View Single Post
Old 01-06-2004, 06:03 PM   #3
Riddil
Management Consultant
 
Join Date: Aug 2002
Posts: 165
(edit: post updated with yet more boring equations, sorry!)

I completely agree my post is a simplification... but I disagree that it's an oversimplification.

Students still use "3.14" for Pi... even though it's a severe simplification. I guarantee you'll never find a NASA engineer that uses "3.14". But for a student, they are able to use 3.14 and while they won't have the 100% correct answer, it's still accurate enough to pull meaningful conclusions.

Same thing here.

I agree that long-term relationships have another level of bonding. Maybe that could be another rating scale which runs from 1-100. As you build those experiences-with-your partner it slowly raises the "relationship-strength" rating. So while you may be in a 75-rated relationship, after 30 years you've had enough experiences that the relationship-strength value is so high that no one could pull it apart, no matter what their personal rating is.

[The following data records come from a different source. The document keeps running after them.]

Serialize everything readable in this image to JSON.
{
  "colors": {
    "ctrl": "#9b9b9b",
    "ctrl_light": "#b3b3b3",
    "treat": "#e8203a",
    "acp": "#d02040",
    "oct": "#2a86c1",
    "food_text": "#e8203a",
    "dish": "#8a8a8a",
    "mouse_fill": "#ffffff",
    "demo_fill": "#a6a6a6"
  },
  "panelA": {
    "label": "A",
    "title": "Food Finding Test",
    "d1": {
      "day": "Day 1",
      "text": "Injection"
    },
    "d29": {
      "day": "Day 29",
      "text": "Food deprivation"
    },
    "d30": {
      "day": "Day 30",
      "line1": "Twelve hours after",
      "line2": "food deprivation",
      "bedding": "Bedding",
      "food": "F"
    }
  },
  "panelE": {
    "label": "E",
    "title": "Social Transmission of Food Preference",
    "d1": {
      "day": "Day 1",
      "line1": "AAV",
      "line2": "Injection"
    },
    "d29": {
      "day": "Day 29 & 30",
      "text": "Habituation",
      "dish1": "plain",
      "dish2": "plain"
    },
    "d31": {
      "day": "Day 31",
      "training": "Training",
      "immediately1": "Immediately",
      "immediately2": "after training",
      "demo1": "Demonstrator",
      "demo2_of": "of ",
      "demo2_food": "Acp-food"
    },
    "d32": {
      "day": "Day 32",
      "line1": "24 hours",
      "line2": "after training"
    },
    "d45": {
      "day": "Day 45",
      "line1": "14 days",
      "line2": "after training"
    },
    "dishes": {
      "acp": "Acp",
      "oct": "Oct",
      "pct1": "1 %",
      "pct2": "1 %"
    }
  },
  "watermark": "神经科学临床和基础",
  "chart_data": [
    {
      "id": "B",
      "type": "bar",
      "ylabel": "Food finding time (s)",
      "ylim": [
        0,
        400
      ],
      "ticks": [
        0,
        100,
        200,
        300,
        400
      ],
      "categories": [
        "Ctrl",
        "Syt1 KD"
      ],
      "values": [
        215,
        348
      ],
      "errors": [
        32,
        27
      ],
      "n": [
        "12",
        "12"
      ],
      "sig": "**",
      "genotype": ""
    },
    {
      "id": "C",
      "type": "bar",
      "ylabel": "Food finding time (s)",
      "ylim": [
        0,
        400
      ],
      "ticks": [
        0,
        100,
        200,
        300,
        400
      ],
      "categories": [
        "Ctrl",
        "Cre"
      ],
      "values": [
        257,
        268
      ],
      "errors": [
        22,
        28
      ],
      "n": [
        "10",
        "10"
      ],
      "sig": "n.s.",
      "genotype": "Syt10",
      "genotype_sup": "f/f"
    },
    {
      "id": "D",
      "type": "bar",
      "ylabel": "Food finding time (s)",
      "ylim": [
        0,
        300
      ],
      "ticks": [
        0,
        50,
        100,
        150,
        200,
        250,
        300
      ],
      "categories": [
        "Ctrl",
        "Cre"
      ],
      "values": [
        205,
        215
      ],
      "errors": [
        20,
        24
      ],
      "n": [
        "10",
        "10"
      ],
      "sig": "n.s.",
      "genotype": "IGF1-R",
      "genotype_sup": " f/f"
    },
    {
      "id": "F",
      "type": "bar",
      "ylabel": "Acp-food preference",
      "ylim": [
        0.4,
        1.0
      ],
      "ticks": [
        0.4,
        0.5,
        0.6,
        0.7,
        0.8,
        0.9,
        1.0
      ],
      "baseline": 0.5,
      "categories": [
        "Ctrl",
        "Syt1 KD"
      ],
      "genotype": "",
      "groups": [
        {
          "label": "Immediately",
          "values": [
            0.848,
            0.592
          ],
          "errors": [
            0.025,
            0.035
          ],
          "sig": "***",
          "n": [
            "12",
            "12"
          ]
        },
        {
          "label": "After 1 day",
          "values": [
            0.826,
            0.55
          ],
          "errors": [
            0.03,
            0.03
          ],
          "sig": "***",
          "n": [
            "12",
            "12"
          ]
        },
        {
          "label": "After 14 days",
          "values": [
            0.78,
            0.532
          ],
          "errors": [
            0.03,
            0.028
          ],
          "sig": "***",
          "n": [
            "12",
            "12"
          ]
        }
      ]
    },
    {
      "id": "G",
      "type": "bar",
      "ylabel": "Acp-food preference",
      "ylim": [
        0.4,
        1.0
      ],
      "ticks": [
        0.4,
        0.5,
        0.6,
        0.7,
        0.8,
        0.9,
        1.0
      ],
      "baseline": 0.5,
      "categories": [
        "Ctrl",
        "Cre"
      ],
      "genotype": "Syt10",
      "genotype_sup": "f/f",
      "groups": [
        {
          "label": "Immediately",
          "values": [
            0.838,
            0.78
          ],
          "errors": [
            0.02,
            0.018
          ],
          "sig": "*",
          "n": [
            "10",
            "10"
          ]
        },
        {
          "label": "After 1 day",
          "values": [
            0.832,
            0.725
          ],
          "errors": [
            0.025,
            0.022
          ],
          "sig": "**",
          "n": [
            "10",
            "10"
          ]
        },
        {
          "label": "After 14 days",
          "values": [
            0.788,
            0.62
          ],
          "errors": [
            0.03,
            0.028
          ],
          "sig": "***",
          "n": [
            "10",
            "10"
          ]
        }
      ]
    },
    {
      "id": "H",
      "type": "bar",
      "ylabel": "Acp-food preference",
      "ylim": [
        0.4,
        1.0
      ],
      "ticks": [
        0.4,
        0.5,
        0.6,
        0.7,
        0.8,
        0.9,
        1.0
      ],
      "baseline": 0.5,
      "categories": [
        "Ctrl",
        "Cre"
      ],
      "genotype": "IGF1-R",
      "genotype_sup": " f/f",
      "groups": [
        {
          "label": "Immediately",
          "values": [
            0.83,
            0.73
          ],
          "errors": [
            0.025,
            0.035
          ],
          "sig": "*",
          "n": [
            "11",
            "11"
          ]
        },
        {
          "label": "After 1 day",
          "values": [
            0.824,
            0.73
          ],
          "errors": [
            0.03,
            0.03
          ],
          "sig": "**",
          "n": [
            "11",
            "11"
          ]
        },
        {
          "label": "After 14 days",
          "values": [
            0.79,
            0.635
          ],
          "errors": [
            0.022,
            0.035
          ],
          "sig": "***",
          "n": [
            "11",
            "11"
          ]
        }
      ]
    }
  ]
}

Maybe the "interest level in a person" could be defined in a function something like:

interest = personal_rating * (relationship_strength/100)

Meaning that a 75-rated relationship with a 100 rated relationship-strength yeilds a net of 75. If that person then met a total stranger with a personal rating of 100, the net would be 100 * .01, or a net of only 1. Not even close to being a strong enough motivator to leave the 75-rated partner.

And relationship-strength CAN change to the negative over time. If a husband waits on his wife hand-and-foot when she's hospitalized there are several deposits to that scale quickly. But if 10 years down the road he's more interested in football than talking to her and forgets their anniversary, then the scale takes some hefty withdrawals. So, unlike the personal-rating scale, the relationship-strength scale is more capable of fluctuating greatly (albeit slowly), and has no "max limit" comparable to the compatibility-index that dictates the max on the personal-rating-scale.

However, it's still not that easy. Say for example you've reached a relationship-strength of 30 in your 75-rated relationship after 5 years of being together, then you may assume that after 5 years with a 95-rated person you would also reach a rating of 30. So even though today that 95'er is cummulatively rated lower, when you look at the 5-year potential, they match up:

75 * (30/100) = 22.5
95 * (30/100) = 28.5

And as more time passes that 95-rated person continues to increase faster and faster. (Think interest on a bank balance). However, if a couple is together for 20 years and reaches a relationship-strength level of 80, it would take a long, long time for even a 95-rated person to reach a matching level. Basically this means that the longer a couple is together, it's not so much that the motivation to leave your 75-rated partner for that 95-rated prospect decreases... it's just that you understand you don't have enough time on Earth to see a net positive gain by the change, you'll be happier with the 75'er.

So what does that mean? It means that if at-this-very-second if both the 75-partner and the 95-prospect called to tell you they needed your help right now, you would go help the 75'er, since they currently rate higher. However, the next day you might leave the 75'er because your potential-gain is higher in the long run with the 95'er.

(I could go on, maybe even add a "calculated risk" number to the equation which effects the decision model for leaving your current partner... but I think you see my point)

Wow. I think I've now crossed the bridge into complete, and total engineer world. I can only think in numbers.

Last edited by Riddil; 01-06-2004 at 06:53 PM.